By Shiv Patel
This week’s blog invites me to reflect under the metaphor of a compass. Here’s where I’m currently standing.
N = New Information
One of the most surprising realizations I’ve had is how tenuous equity conversations are in precision oncology. I began this summer thinking the biggest challenge would be technical access – i.e., cost or availability of genomic classifiers in low-resource communities. That is certainly part of the calculus, but I have come to realize that an even greaterchallenge is representation within the data itself. What I’ve discovered in readings and discussions here is that the very algorithms we praise as “precise” can be blind to patients who were never seen in the first place – too frequently Black, rural, uninsured, or immigrant communities.I’ve also learned how complex implementation is. Even if a model performs well, it takes enormous interdisciplinary coordination for those innovations to be meaningfully adopted in clinical practice.
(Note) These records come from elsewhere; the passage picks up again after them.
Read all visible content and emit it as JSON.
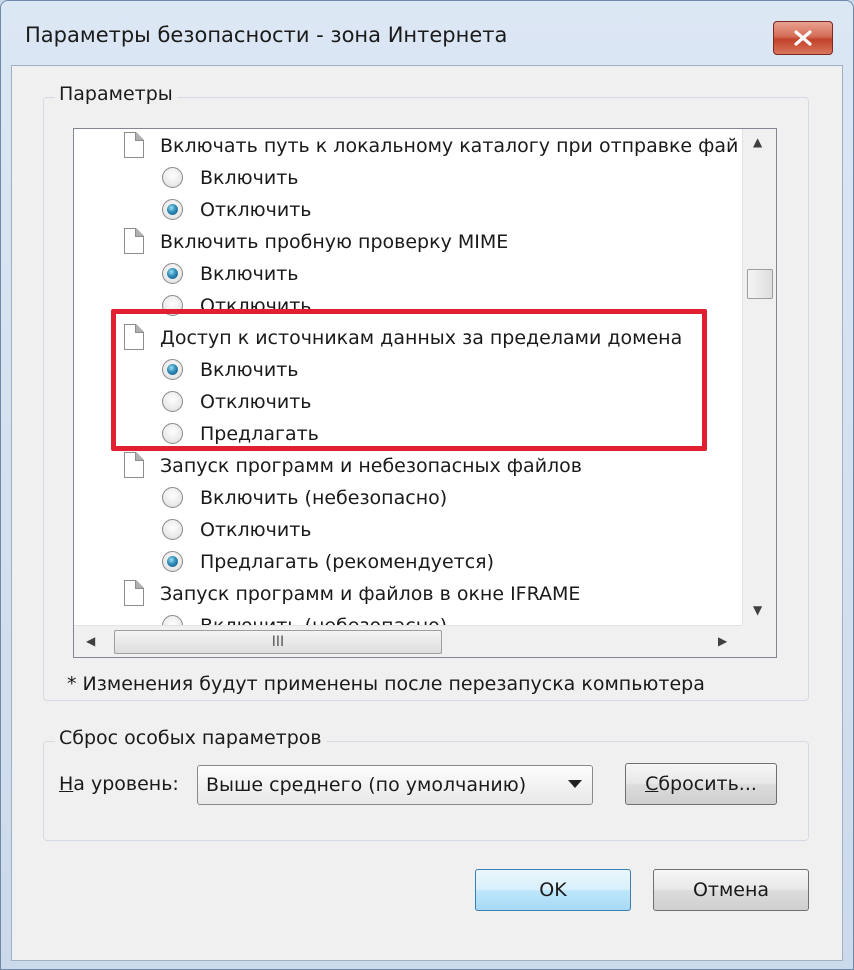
{
  "window": {
    "title": "Параметры безопасности - зона Интернета"
  },
  "settings_group": {
    "label": "Параметры"
  },
  "list_rows": [
    {
      "kind": "category",
      "text": "Включать путь к локальному каталогу при отправке фай"
    },
    {
      "kind": "option",
      "text": "Включить",
      "selected": false
    },
    {
      "kind": "option",
      "text": "Отключить",
      "selected": true
    },
    {
      "kind": "category",
      "text": "Включить пробную проверку MIME"
    },
    {
      "kind": "option",
      "text": "Включить",
      "selected": true
    },
    {
      "kind": "option",
      "text": "Отключить",
      "selected": false
    },
    {
      "kind": "category",
      "text": "Доступ к источникам данных за пределами домена"
    },
    {
      "kind": "option",
      "text": "Включить",
      "selected": true
    },
    {
      "kind": "option",
      "text": "Отключить",
      "selected": false
    },
    {
      "kind": "option",
      "text": "Предлагать",
      "selected": false
    },
    {
      "kind": "category",
      "text": "Запуск программ и небезопасных файлов"
    },
    {
      "kind": "option",
      "text": "Включить (небезопасно)",
      "selected": false
    },
    {
      "kind": "option",
      "text": "Отключить",
      "selected": false
    },
    {
      "kind": "option",
      "text": "Предлагать (рекомендуется)",
      "selected": true
    },
    {
      "kind": "category",
      "text": "Запуск программ и файлов в окне IFRAME"
    },
    {
      "kind": "option",
      "text": "Включить (небезопасно)",
      "selected": false
    }
  ],
  "hscroll": {
    "grip": "III"
  },
  "note": "* Изменения будут применены после перезапуска компьютера",
  "reset_group": {
    "label": "Сброс особых параметров",
    "level_label_accel": "Н",
    "level_label_rest": "а уровень:",
    "level_value": "Выше среднего (по умолчанию)",
    "reset_button_accel": "С",
    "reset_button_rest": "бросить..."
  },
  "buttons": {
    "ok": "OK",
    "cancel": "Отмена"
  },
  "colors": {
    "highlight": "#e02030",
    "close_button": "#c2412a"
  }
}
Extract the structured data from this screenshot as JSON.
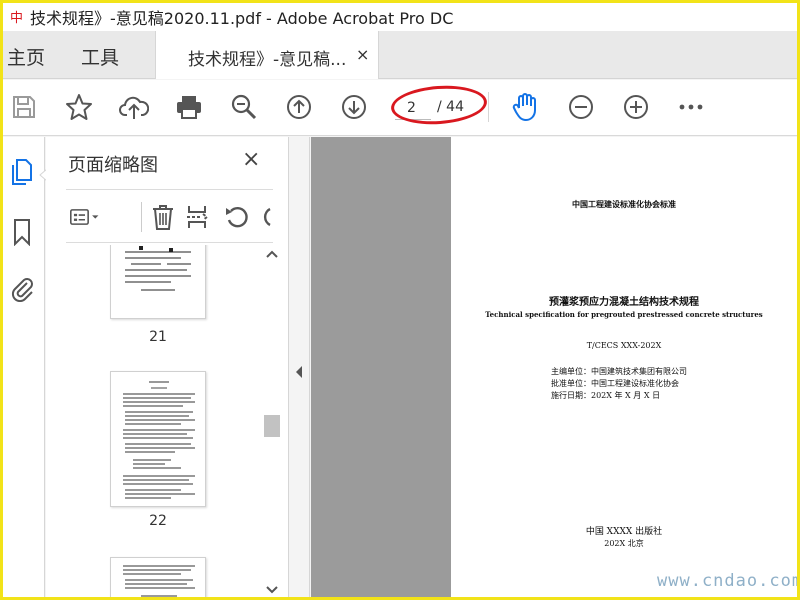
{
  "window": {
    "title": "技术规程》-意见稿2020.11.pdf - Adobe Acrobat Pro DC"
  },
  "tabs": {
    "home": "主页",
    "tools": "工具",
    "document": "技术规程》-意见稿...",
    "document_close": "×"
  },
  "toolbar": {
    "current_page": "2",
    "total_pages": "/ 44",
    "icons": [
      "save-icon",
      "bookmark-star-icon",
      "upload-cloud-icon",
      "print-icon",
      "zoom-search-icon",
      "page-up-icon",
      "page-down-icon",
      "hand-tool-icon",
      "zoom-out-icon",
      "zoom-in-icon",
      "more-icon"
    ],
    "hand_tool_color": "#1473e6",
    "annotation_color": "#d9181f"
  },
  "panel": {
    "title": "页面缩略图",
    "close": "×",
    "thumbnails": [
      {
        "page": "21"
      },
      {
        "page": "22"
      }
    ]
  },
  "document": {
    "org_standard": "中国工程建设标准化协会标准",
    "title_cn": "预灌浆预应力混凝土结构技术规程",
    "title_en": "Technical specification for pregrouted prestressed concrete structures",
    "code": "T/CECS    XXX-202X",
    "editor": "主编单位：中国建筑技术集团有限公司",
    "approver": "批准单位：中国工程建设标准化协会",
    "date": "施行日期：202X  年  X  月  X  日",
    "publisher": "中国 XXXX 出版社",
    "year_place": "202X    北京"
  },
  "watermark": "www.cndao.com",
  "colors": {
    "frame_border": "#f2e318",
    "viewport_bg": "#9b9b9b"
  }
}
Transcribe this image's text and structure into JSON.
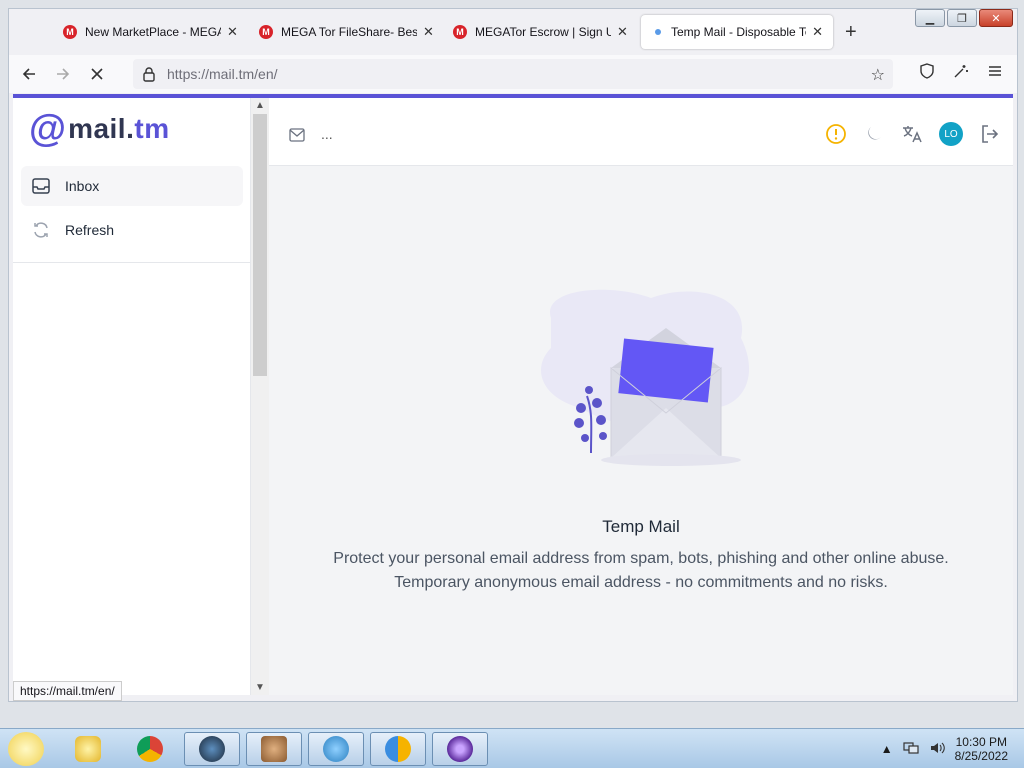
{
  "browser": {
    "tabs": [
      {
        "title": "New MarketPlace - MEGA",
        "favicon": "M"
      },
      {
        "title": "MEGA Tor FileShare- Best",
        "favicon": "M"
      },
      {
        "title": "MEGATor Escrow | Sign Up",
        "favicon": "M"
      },
      {
        "title": "Temp Mail - Disposable Te",
        "favicon": ""
      }
    ],
    "new_tab": "+",
    "url_host": "https://mail.tm",
    "url_path": "/en/",
    "status_url": "https://mail.tm/en/"
  },
  "app": {
    "logo_at": "@",
    "logo_name": "mail.",
    "logo_tld": "tm",
    "sidebar": {
      "items": [
        {
          "label": "Inbox",
          "icon": "inbox-icon"
        },
        {
          "label": "Refresh",
          "icon": "refresh-icon"
        }
      ]
    },
    "topbar": {
      "dots": "...",
      "avatar": "LO"
    },
    "empty_state": {
      "title": "Temp Mail",
      "line1": "Protect your personal email address from spam, bots, phishing and other online abuse.",
      "line2": "Temporary anonymous email address - no commitments and no risks."
    }
  },
  "taskbar": {
    "time": "10:30 PM",
    "date": "8/25/2022"
  },
  "colors": {
    "accent": "#5a53d6",
    "avatar": "#12a2c6",
    "warning": "#f5b300"
  }
}
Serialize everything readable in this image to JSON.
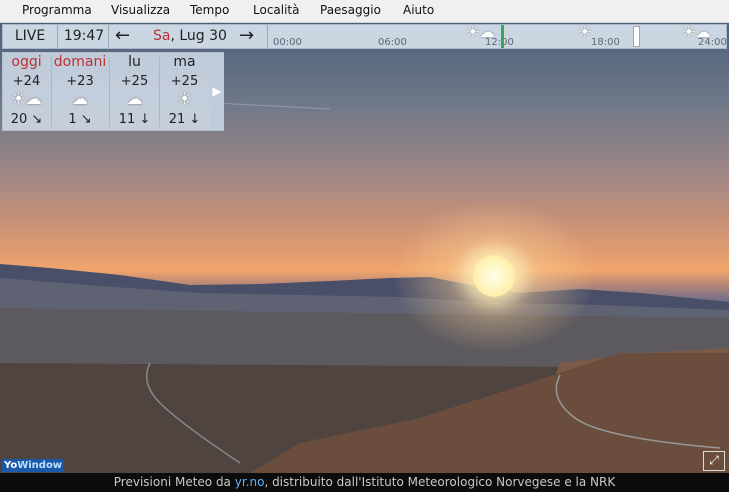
{
  "menu": [
    "Programma",
    "Visualizza",
    "Tempo",
    "Località",
    "Paesaggio",
    "Aiuto"
  ],
  "toolbar": {
    "live_label": "LIVE",
    "time": "19:47",
    "prev_arrow": "←",
    "next_arrow": "→",
    "date_day": "Sa",
    "date_rest": ", Lug 30"
  },
  "timeline": {
    "ticks": [
      "00:00",
      "06:00",
      "12:00",
      "18:00",
      "24:00"
    ],
    "icons": [
      "partly-cloudy-icon",
      "sun-icon",
      "partly-cloudy-icon"
    ]
  },
  "forecast": [
    {
      "day": "oggi",
      "temp": "+24",
      "icon": "partly-cloudy-icon",
      "wind": "20 ↘"
    },
    {
      "day": "domani",
      "temp": "+23",
      "icon": "rain-icon",
      "wind": "1 ↘"
    },
    {
      "day": "lu",
      "temp": "+25",
      "icon": "rain-icon",
      "wind": "11 ↓"
    },
    {
      "day": "ma",
      "temp": "+25",
      "icon": "sun-icon",
      "wind": "21 ↓"
    }
  ],
  "forecast_next": "▶",
  "status": {
    "prefix": "Previsioni Meteo da ",
    "link": "yr.no",
    "suffix": ", distribuito dall'Istituto Meteorologico Norvegese e la NRK"
  },
  "logo": {
    "main": "Yo",
    "sub": "Window"
  },
  "colors": {
    "accent_day": "#b33333",
    "now_marker": "#34a853",
    "link": "#57b2ff"
  }
}
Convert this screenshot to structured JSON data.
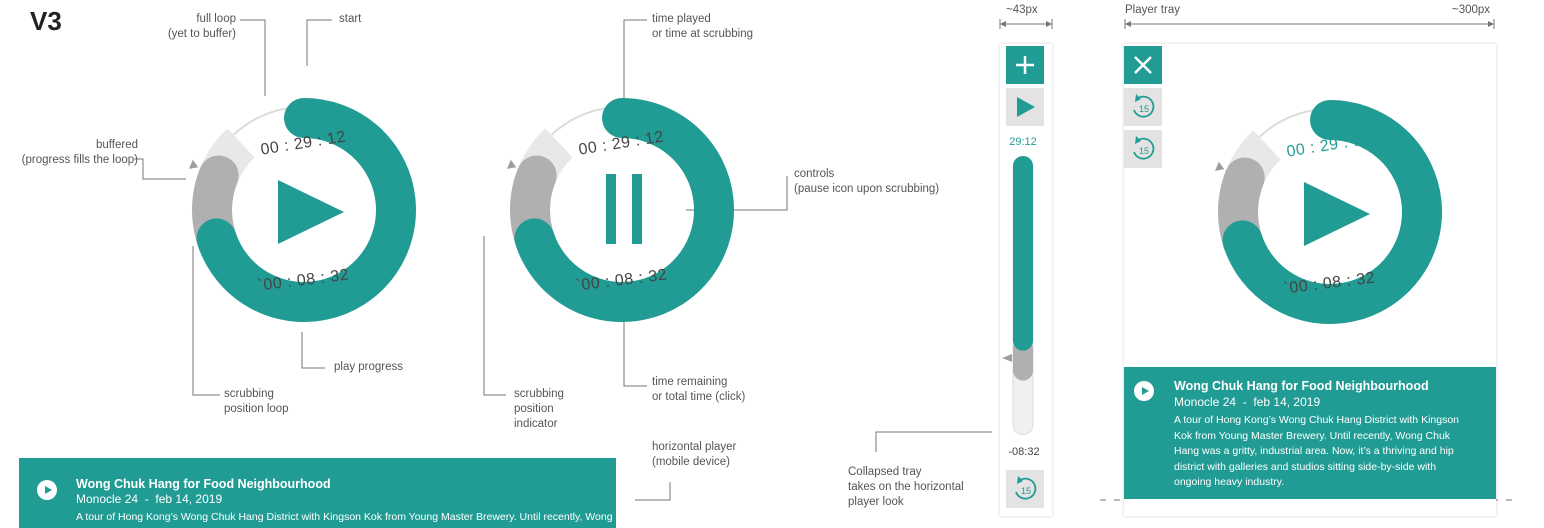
{
  "version_label": "V3",
  "annotations": {
    "full_loop": "full loop",
    "full_loop_sub": "(yet to buffer)",
    "start": "start",
    "buffered": "buffered",
    "buffered_sub": "(progress fills the loop)",
    "play_progress": "play progress",
    "scrubbing_loop": "scrubbing",
    "scrubbing_loop_sub": "position loop",
    "time_played": "time played",
    "time_played_sub": "or time at scrubbing",
    "controls": "controls",
    "controls_sub": "(pause icon upon scrubbing)",
    "scrubbing_indicator_1": "scrubbing",
    "scrubbing_indicator_2": "position",
    "scrubbing_indicator_3": "indicator",
    "time_remaining": "time remaining",
    "time_remaining_sub": "or total time (click)",
    "horizontal_player": "horizontal player",
    "horizontal_player_sub": "(mobile device)",
    "collapsed_tray_1": "Collapsed tray",
    "collapsed_tray_2": "takes on the horizontal",
    "collapsed_tray_3": "player look",
    "width_43": "~43px",
    "player_tray": "Player tray",
    "width_300": "~300px"
  },
  "player": {
    "time_played": "00 : 29 : 12",
    "time_remaining": "`00 : 08 : 32",
    "progress_fraction": 0.7,
    "buffered_fraction": 0.88
  },
  "collapsed_tray": {
    "time_played": "29:12",
    "time_remaining": "-08:32",
    "skip_back_seconds": "15"
  },
  "tray": {
    "skip_back_seconds": "15",
    "skip_forward_seconds": "15"
  },
  "episode": {
    "title": "Wong Chuk Hang for Food Neighbourhood",
    "show": "Monocle 24",
    "separator": "-",
    "date": "feb 14, 2019",
    "description": "A tour of Hong Kong’s Wong Chuk Hang District with Kingson Kok from Young Master Brewery. Until recently, Wong Chuk Hang was a gritty, industrial area. Now, it’s a thriving and hip district with galleries and studios sitting side-by-side with ongoing heavy industry."
  },
  "colors": {
    "teal": "#209c94",
    "buffer_grey": "#e8e8e8",
    "scrub_grey": "#b0b0b0",
    "text_grey": "#555555"
  }
}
S = Self-Reflection and Evaluation
Since the start of Global Scholars and this internship, I’ve evolved from being just curious about equity in medicine to feeling urgently invested in it. My understanding of my community-based interest – closing access gaps in oncology for marginalized groups – has become more personal and multidimensional. I view myself as a bridge between two worlds: the world of cutting-edge clinical research and the communities that are left out of it. I’ve also become more comfortable owning what I don’t know. Early on, I attempted to “prove” I belonged in this space. But now I’m learning that humility and listening are more valuable skills in research and advocacy than expertise in and of itself.
E = Environmental Influences
My environment this summer has been radically different than anything I’ve experienced before. I’m working at one of the most advanced cancer centers in the world, surrounded by technologies and researchers at the bleeding edge of science. But the contrast with my hometown in Florida – where oncology care is fragmented and limited – is striking. These two environments are shaping my capstone in real-time. Conversations with physicians and data scientists here have enabled me to understand institutional obstacles, and my own life experience enables me to filter those lessons through a health equity lens. My encounters have been both formal (lab meetings, interviews) and informal (hallway conversations, coffee discussions), but all have influenced how I frame my research question.
W = Where Do I Go from Here?
I have decided so far to center my capstone around two axes: access and implementation. I have begun developing an outline that examines not only the clinical potential of AI-powered radiation personalization, but also which populations it leaves out and in what ways. My objectives for this summer are to complete at least two interviews with Mayo clinicians who are working with precision planning and to generate an organized set of field notes detailing how decisions are made in real time during the treatment planning process. Looking ahead, I’m exploring the potential to submit a version of this project to an undergraduate research journal or health disparities conference. Most of all, I hope to carry this reflexive practice with me—because asking “why not here?” or “why not them? ” might just be the most important questions that I can keep asking.”.